先に少女を掴んだのは、柵の外の男だった。両手で少女を引っ張り上げ、裏庭から出すことに成功した。少女は裏庭から出るなり、男の後ろに怯えながら立つ。


主人の男は柵越しに外の男を睨んで叫ぶ。

「おいっ!返せ!俺の娘だと言っただろ!」


少女を守る男は冷静に反論する。

「もしこの子が本当にあなたの娘だとしても、この子はあなたから逃げることを選択した。私は名誉市民として、この子を保護する責務がある。」


「うるせぇ!そいつは奴隷だ!しかも俺はそいつを、虐待から救い出したんだ!暴力は振るってないぞ!」


「黙りたまえ!暴力さえ振るわなければ、虐待にならないとでも思ったか!虐待は重罪だ。その相手が、自分の子だろうと、奴隷だろうと、それは同じだ。フゥ… 騎士団を呼んでくる。そこで待っていたまえ。
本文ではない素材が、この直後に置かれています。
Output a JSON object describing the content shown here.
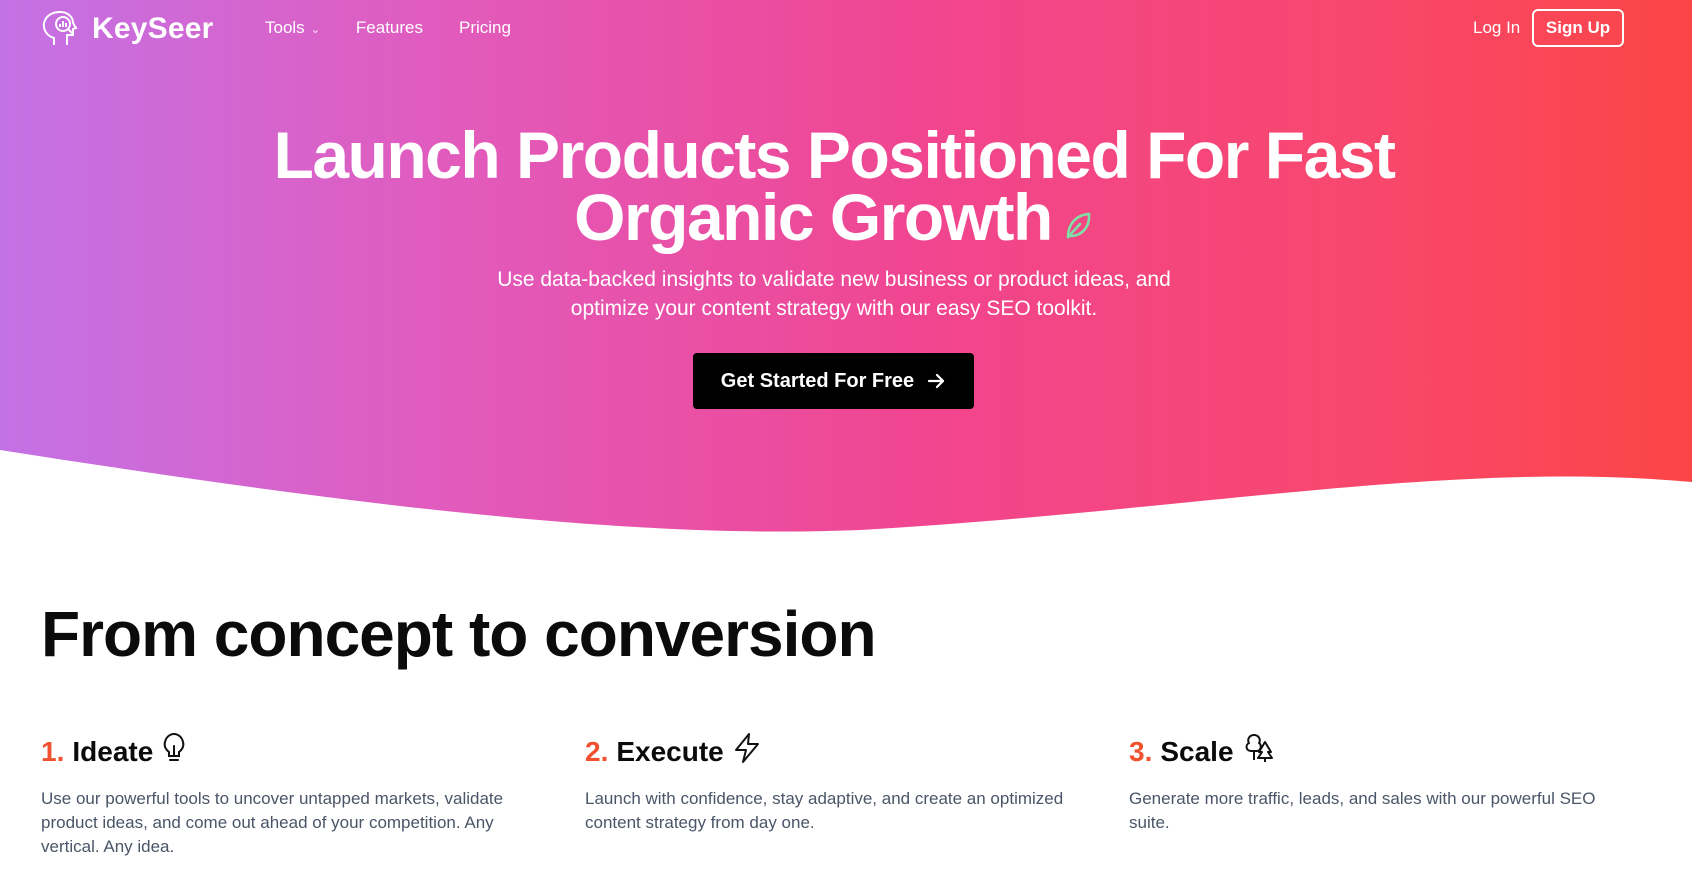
{
  "brand": {
    "name": "KeySeer"
  },
  "nav": {
    "items": [
      {
        "label": "Tools",
        "has_dropdown": true
      },
      {
        "label": "Features",
        "has_dropdown": false
      },
      {
        "label": "Pricing",
        "has_dropdown": false
      }
    ],
    "login": "Log In",
    "signup": "Sign Up"
  },
  "hero": {
    "headline_line1": "Launch Products Positioned For Fast",
    "headline_line2": "Organic Growth",
    "subtitle_line1": "Use data-backed insights to validate new business or product ideas, and",
    "subtitle_line2": "optimize your content strategy with our easy SEO toolkit.",
    "cta": "Get Started For Free"
  },
  "section": {
    "title": "From concept to conversion",
    "steps": [
      {
        "num": "1.",
        "title": "Ideate",
        "icon": "lightbulb-icon",
        "desc": "Use our powerful tools to uncover untapped markets, validate product ideas, and come out ahead of your competition. Any vertical. Any idea."
      },
      {
        "num": "2.",
        "title": "Execute",
        "icon": "lightning-icon",
        "desc": "Launch with confidence, stay adaptive, and create an optimized content strategy from day one."
      },
      {
        "num": "3.",
        "title": "Scale",
        "icon": "trees-icon",
        "desc": "Generate more traffic, leads, and sales with our powerful SEO suite."
      }
    ]
  },
  "colors": {
    "gradient_start": "#c372e6",
    "gradient_mid": "#f1458f",
    "gradient_end": "#fb4545",
    "step_number": "#f0512e",
    "cta_bg": "#000000",
    "leaf": "#7ee0a6"
  }
}
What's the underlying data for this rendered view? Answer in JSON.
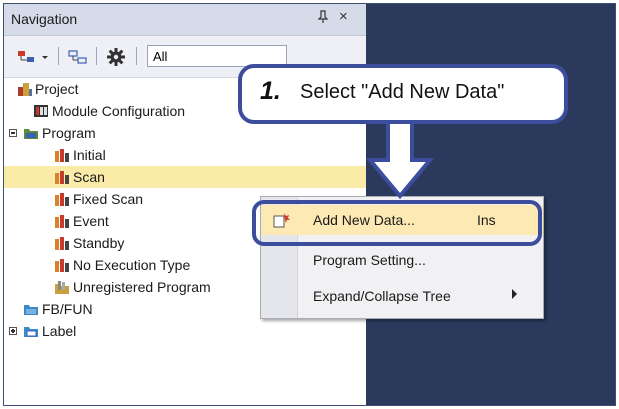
{
  "panel": {
    "title": "Navigation",
    "pin_icon": "pin-icon",
    "close_glyph": "×"
  },
  "toolbar": {
    "filter_value": "All"
  },
  "tree": {
    "items": [
      {
        "label": "Project",
        "icon": "project-icon"
      },
      {
        "label": "Module Configuration",
        "icon": "module-config-icon"
      },
      {
        "label": "Program",
        "icon": "program-folder-icon"
      },
      {
        "label": "Initial",
        "icon": "program-icon"
      },
      {
        "label": "Scan",
        "icon": "program-icon"
      },
      {
        "label": "Fixed Scan",
        "icon": "program-icon"
      },
      {
        "label": "Event",
        "icon": "program-icon"
      },
      {
        "label": "Standby",
        "icon": "program-icon"
      },
      {
        "label": "No Execution Type",
        "icon": "program-icon"
      },
      {
        "label": "Unregistered Program",
        "icon": "unregistered-program-icon"
      },
      {
        "label": "FB/FUN",
        "icon": "fbfun-folder-icon"
      },
      {
        "label": "Label",
        "icon": "label-folder-icon"
      }
    ]
  },
  "context_menu": {
    "items": [
      {
        "label": "Add New Data...",
        "shortcut": "Ins"
      },
      {
        "label": "Program Setting..."
      },
      {
        "label": "Expand/Collapse Tree"
      }
    ]
  },
  "callout": {
    "step_number": "1.",
    "text": "Select \"Add New Data\""
  },
  "colors": {
    "accent": "#3c4d9c",
    "selection": "#fbeba9",
    "menu_highlight": "#fde9b4",
    "background_area": "#2b3a5c"
  }
}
」


男は少女を抱き上げ、身を翻してその場を立ち去る。


柵の内側からその様子を見つめる男は、悔しそうに唇を噛んでいた。そして、ベルトのポケットから何かを取り出した。男はこのベルトを、どんな時でも肌身離さず身につけていた。自分を抱き抱える男の肩越しにそれを見ていた少女は、主人の男が何をしようとしているのかをすぐに理解し、叫んだ。


「ダメッ!避けてっ!!」


「えっ?」


少女を抱き抱えていた男が振り返った瞬間、男の脇腹に鋭い痛みが走った。何が起きたのか理解できなかった。しかし、柵の中にいる男の顔の、勝ち誇ったような表情を見た瞬間、理解した。脇腹には、男が投げたナイフが刺さっていた。